Source: http://rosettacode.org/wiki/Sorting_algorithms/Quicksort#Python

Upvotes: 29

user2812083
user2812083

Reputation: 1

def sort(l):
    p = 0
    while(p<len(l)-1):
        if(l[p]>l[p+1]):
            l[p],l[p+1] = l[p+1],l[p]
            if(not(p==0)):
                p = p-1
        else:
            p += 1
    return l

this is a algorithm that I created but is really fast. just do sort(l) l being the list that you want to sort.

Upvotes: 0

Magnus
Magnus

Reputation: 1282

Radix sort theoretically runs in linear time (sort time grows roughly in direct proportion to array size ), but in practice Quicksort is probably more suited, unless you're sorting absolutely massive arrays.

If you want to make quicksort a bit faster, you can use insertion sort] when the array size becomes small.

It would probably be helpful to understand the concepts of algorithmic complexity and Big-O notation too.

Upvotes: 4

Rajan
Rajan

Reputation: 922

We can use count sort using a dictionary to minimize the additional space usage, and keep the running time low as well.

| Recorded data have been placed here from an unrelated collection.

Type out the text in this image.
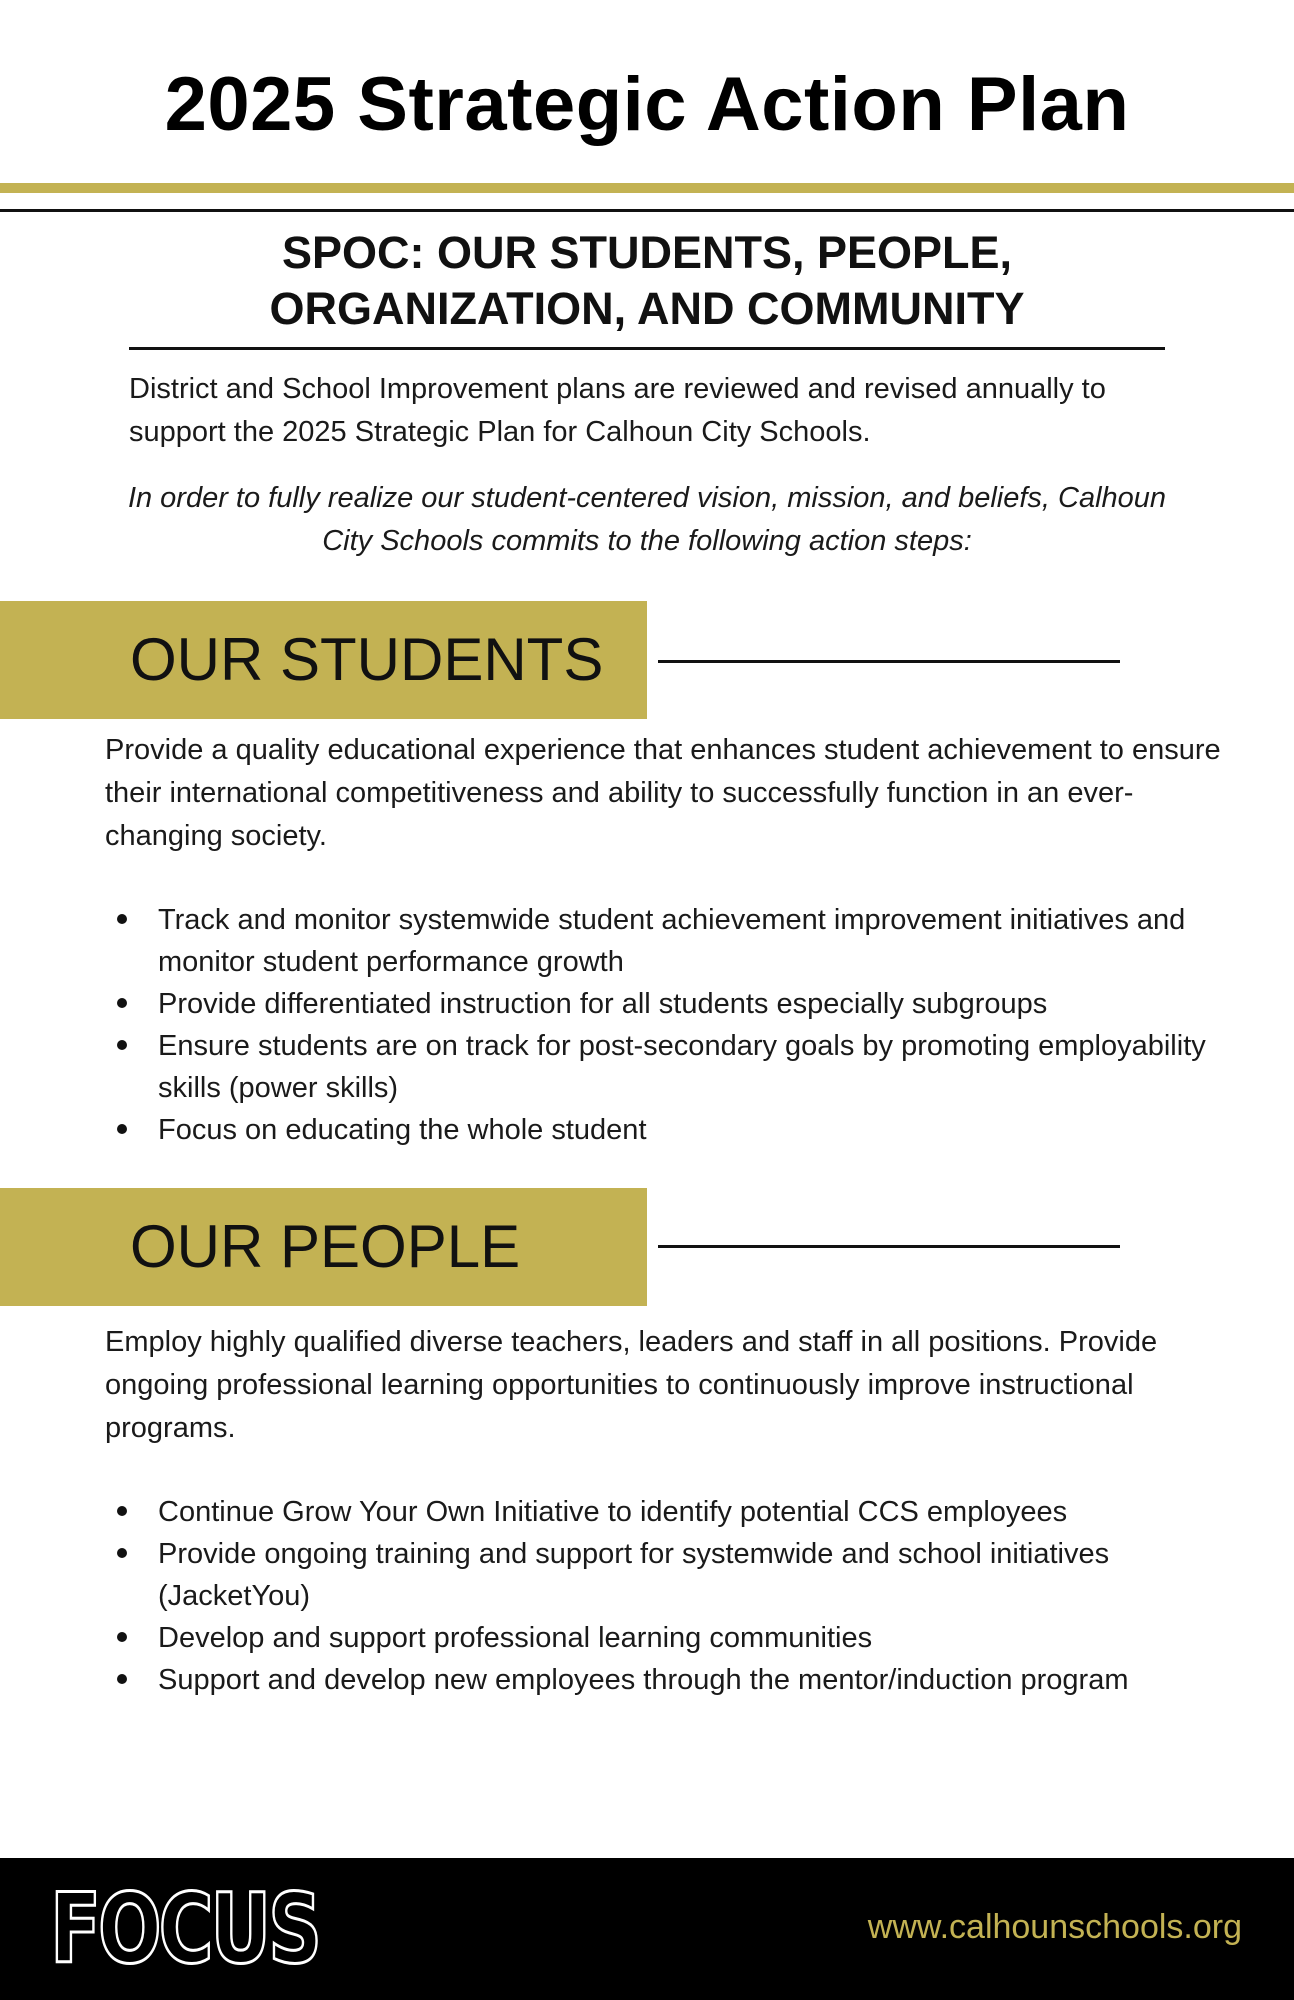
2025 Strategic Action Plan
SPOC: OUR STUDENTS, PEOPLE,
ORGANIZATION, AND COMMUNITY
District and School Improvement plans are reviewed and revised annually to support the 2025 Strategic Plan for Calhoun City Schools.
In order to fully realize our student-centered vision, mission, and beliefs, Calhoun City Schools commits to the following action steps:
OUR STUDENTS
Provide a quality educational experience that enhances student achievement to ensure their international competitiveness and ability to successfully function in an ever-changing society.
Track and monitor systemwide student achievement improvement initiatives and monitor student performance growth
Provide differentiated instruction for all students especially subgroups
Ensure students are on track for post-secondary goals by promoting employability skills (power skills)
Focus on educating the whole student
OUR PEOPLE
Employ highly qualified diverse teachers, leaders and staff in all positions. Provide ongoing professional learning opportunities to continuously improve instructional programs.
Continue Grow Your Own Initiative to identify potential CCS employees
Provide ongoing training and support for systemwide and school initiatives (JacketYou)
Develop and support professional learning communities
Support and develop new employees through the mentor/induction program
FOCUS	www.calhounschools.org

The count sort is much slower for small sizes of the input array because of the python vs C implementation overhead. The count sort starts to overtake the regular sort when the size of the array (COUNT) is about 1 million.

If you really want huge speedups for smaller size inputs, implement the count sort in C and call it from Python.

(Fixed a bug which Aaron (+1) helped catch ...) The python only implementation below compares the 2 approaches...

import random
import time

COUNT = 3000000

array = [random.randint(1,100000) for i in range(COUNT)]
random.shuffle(array)

array1 = array[:]

start = time.time()
array1.sort()
end = time.time()
time1 = (end-start)
print 'Time to sort = ', time1*1000, 'ms'

array2 = array[:]

start = time.time()
ardict = {}
for a in array2:
    try:
        ardict[a] += 1
    except:
        ardict[a] = 1

indx = 0
for a in sorted(ardict.keys()):
    b = ardict[a]
    array2[indx:indx+b] = [a for i in xrange(b)]
    indx += b

end = time.time()
time2 = (end-start)
print 'Time to count sort = ', time2*1000, 'ms'

print 'Ratio =', time2/time1

Upvotes: 1

Tauquir
Tauquir

Reputation: 6913

Early versions of Python used a hybrid of samplesort (a variant of quicksort with large sample size) and binary insertion sort as the built-in sorting algorithm. This proved to be somewhat unstable. S0, from python 2.3 onward uses adaptive mergesort algorithm.

Order of mergesort (average) = O(nlogn). Order of mergesort (worst) = O(nlogn). But Order of quick sort (worst) = n*2

if you uses list=[ .............. ]

list.sort() uses mergesort algorithm.

For comparison between sorting algorithm you can read wiki

For detail comparison comp

Upvotes: 5

Hannesh
Hannesh

Reputation: 7488

The built in functions are best, but since you can't use them have a look at this:

http://en.wikipedia.org/wiki/Quicksort

Upvotes: 0

codaddict
codaddict

Reputation: 455122

Since you know the range of numbers, you can use Counting Sort which will be linear in time.